Le Centre d’études et de recherche appliquée en finances publiques (CERA-FP), a présenté aux hommes de médias, les résultats de son analyse sur les dépenses fiscales de 2016 à 2018. Ce document, produit en partenariat avec l’ONG Oxfam, interpelle et pose la problématique de la pertinence des subventions par les autorités à certaines entreprises.

Le présidium de la conférence

Qu’est-ce que le Burkina Faso gagne en accordant des dépenses fiscales aux entreprises? C’est en gros cette question qui a guidé cette analyse du Centre d’études et de recherche appliquée en finances publiques sur la période 2016 à 2018. En effet, une dépense fiscale est une perte de revenu du gouvernement du fait qu’il a accordé des allègements fiscaux ou des préférences à une classe de contribuables ou d’activités. Elles sont aussi appelées subventions ou exonérations pour être plus simple.

Selon Herman Doanio, Secrétaire exécutif de CERA-FP, ces dépenses fiscales, ont pour but à l’origine d’encourager les investissements étrangers et booster le secteur privé national. Mais, regrette t-il,  que ces subventions sont souvent sources d’inégalités sociales et économiques. La raison pour lui, c’est qu’elles sont accordées à des entreprises qui jouissent déjà d’une bonne santé économique. << Les grandes bénéficiaires sont les cimenteries et les mines >> corrobore Yoropo Abdoul Dembélé, PCA de CERA-FP.

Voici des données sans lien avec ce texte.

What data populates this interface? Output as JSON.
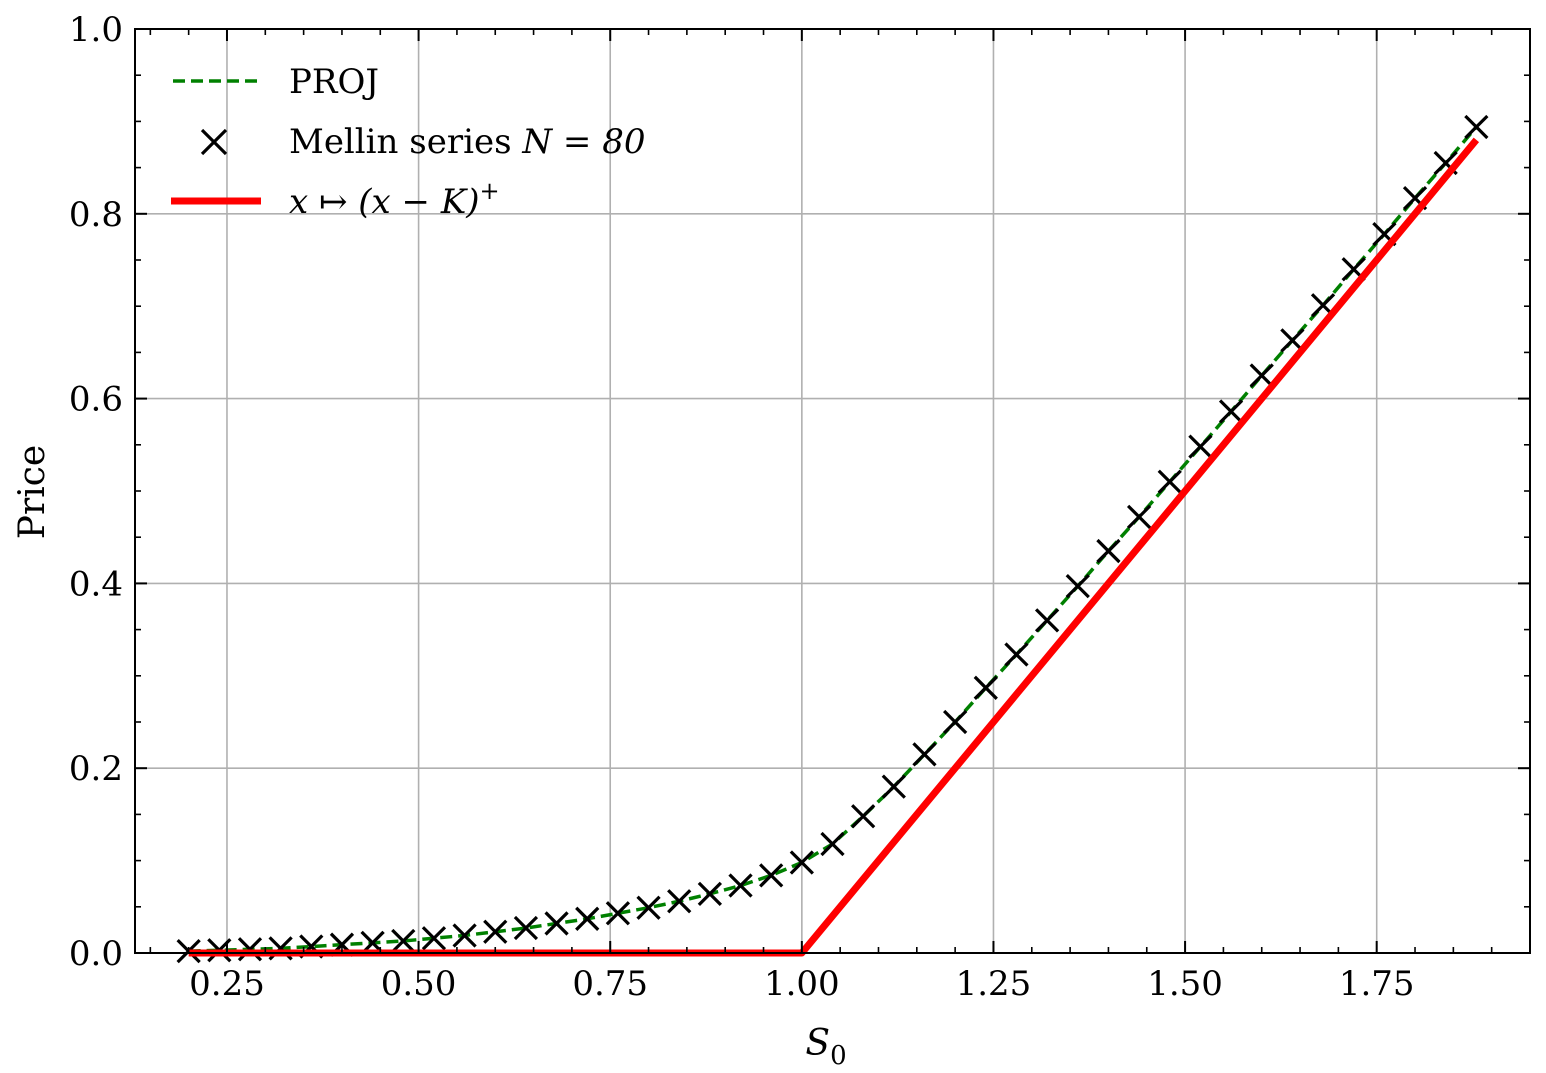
{
  "chart_data": {
    "type": "line",
    "xlabel": "S_0",
    "xlabel_main": "S",
    "xlabel_sub": "0",
    "ylabel": "Price",
    "xlim": [
      0.13,
      1.95
    ],
    "ylim": [
      0.0,
      1.0
    ],
    "xticks": [
      0.25,
      0.5,
      0.75,
      1.0,
      1.25,
      1.5,
      1.75
    ],
    "xtick_labels": [
      "0.25",
      "0.50",
      "0.75",
      "1.00",
      "1.25",
      "1.50",
      "1.75"
    ],
    "yticks": [
      0.0,
      0.2,
      0.4,
      0.6,
      0.8,
      1.0
    ],
    "ytick_labels": [
      "0.0",
      "0.2",
      "0.4",
      "0.6",
      "0.8",
      "1.0"
    ],
    "grid": true,
    "legend_position": "upper-left",
    "legend": [
      {
        "label": "PROJ",
        "style": "dashed-line",
        "color": "#008000"
      },
      {
        "label_text": "Mellin series ",
        "label_math": "N = 80",
        "style": "x-marker",
        "color": "#000000"
      },
      {
        "label_math": "x ↦ (x − K)",
        "label_sup": "+",
        "style": "solid-line",
        "color": "#ff0000"
      }
    ],
    "series": [
      {
        "name": "PROJ",
        "style": "dashed",
        "color": "#008000",
        "x": [
          0.2,
          0.24,
          0.28,
          0.32,
          0.36,
          0.4,
          0.44,
          0.48,
          0.52,
          0.56,
          0.6,
          0.64,
          0.68,
          0.72,
          0.76,
          0.8,
          0.84,
          0.88,
          0.92,
          0.96,
          1.0,
          1.04,
          1.08,
          1.12,
          1.16,
          1.2,
          1.24,
          1.28,
          1.32,
          1.36,
          1.4,
          1.44,
          1.48,
          1.52,
          1.56,
          1.6,
          1.64,
          1.68,
          1.72,
          1.76,
          1.8,
          1.84,
          1.88
        ],
        "y": [
          0.002,
          0.003,
          0.004,
          0.005,
          0.007,
          0.009,
          0.011,
          0.013,
          0.016,
          0.019,
          0.023,
          0.027,
          0.032,
          0.037,
          0.043,
          0.049,
          0.056,
          0.064,
          0.073,
          0.084,
          0.098,
          0.118,
          0.148,
          0.18,
          0.215,
          0.25,
          0.287,
          0.323,
          0.36,
          0.397,
          0.435,
          0.472,
          0.51,
          0.548,
          0.586,
          0.625,
          0.663,
          0.701,
          0.74,
          0.778,
          0.817,
          0.855,
          0.894
        ]
      },
      {
        "name": "Mellin series N = 80",
        "style": "x-markers",
        "color": "#000000",
        "x": [
          0.2,
          0.24,
          0.28,
          0.32,
          0.36,
          0.4,
          0.44,
          0.48,
          0.52,
          0.56,
          0.6,
          0.64,
          0.68,
          0.72,
          0.76,
          0.8,
          0.84,
          0.88,
          0.92,
          0.96,
          1.0,
          1.04,
          1.08,
          1.12,
          1.16,
          1.2,
          1.24,
          1.28,
          1.32,
          1.36,
          1.4,
          1.44,
          1.48,
          1.52,
          1.56,
          1.6,
          1.64,
          1.68,
          1.72,
          1.76,
          1.8,
          1.84,
          1.88
        ],
        "y": [
          0.002,
          0.003,
          0.004,
          0.005,
          0.007,
          0.009,
          0.011,
          0.013,
          0.016,
          0.019,
          0.023,
          0.027,
          0.032,
          0.037,
          0.043,
          0.049,
          0.056,
          0.064,
          0.073,
          0.084,
          0.098,
          0.118,
          0.148,
          0.18,
          0.215,
          0.25,
          0.287,
          0.323,
          0.36,
          0.397,
          0.435,
          0.472,
          0.51,
          0.548,
          0.586,
          0.625,
          0.663,
          0.701,
          0.74,
          0.778,
          0.817,
          0.855,
          0.894
        ]
      },
      {
        "name": "x ↦ (x − K)+",
        "style": "solid",
        "color": "#ff0000",
        "x": [
          0.2,
          1.0,
          1.88
        ],
        "y": [
          0.0,
          0.0,
          0.88
        ]
      }
    ]
  }
}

L’évolution des dépenses fiscales

L’étude  indique une hausse des subventions ces trois dernières années. On note qu’en 2018, l’Etat a accordé 862 mesures fiscales dérogatoires dont 117 au titre du Code général des impôts et 24 au titre du Code minier. En 2017 ces mesures dérogatoires étaient au nombre de 405 dont 54 au niveau du Code des impôts et 17 pour le code minier. En 2016 ces dérogations étaient de 271 dont 57 au titre du Code des impôts et 17 au titre du Code minier.

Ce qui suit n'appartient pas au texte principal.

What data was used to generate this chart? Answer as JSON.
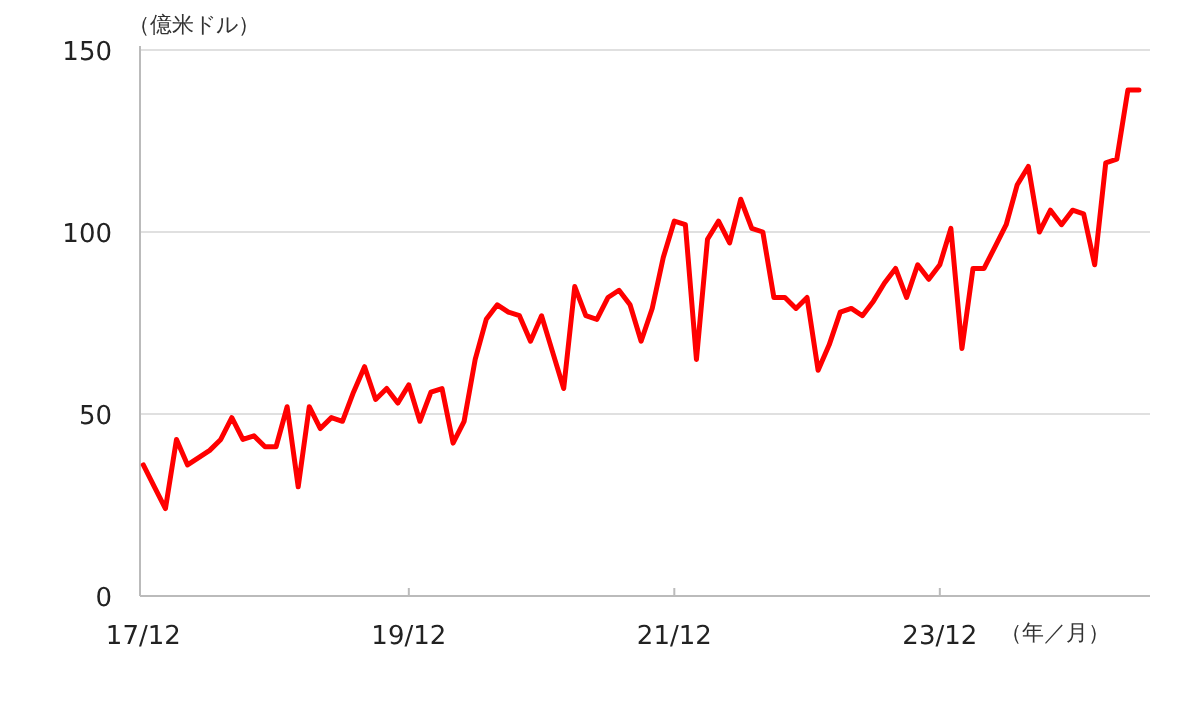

L’étude montre que ces exonérations accordées à ces entreprises, sont constituées principalement, des droits de douane, de l’impôt sur les sociétés et la TVA à l’importation. Elle conclut sur ce point que de 2016 à 2018, les entreprises ont bénéficié de 72,88% des exonérations, l’administration de 8,80% et les ménages de 14,34%.

La promotion de l’énergie solaire par exemple a enregistré une exonération de 10,36% en 2018, 10,56% en 2017 et 10,31% en 2016.

Toute chose qui a conduit Herman Doanio à déclarer que << les entreprises profitent plus des dépenses fiscales que les ménages >>.

À écouter le CERA-FP, ces subventions et exonérations qui devraient servir de mesures incitatives pour les investissements sont détournées à d’autres fins. Le centre à donc invité la société civile à interpeller les autorités sur la nécessité du remboursement des crédits TVA des sociétés minières.

Le centre à fait des recommandations a l’endroit de l’Etat qui sont entre autres:  la mise à jour du système de référence des dépenses fiscales en adéquation avec le nouveau code général des impôts; l’implication de la société civile dans le processus d’évaluation des dépenses fiscales; la publication périodique de la liste des bénéficiaires des dépenses fiscales etc.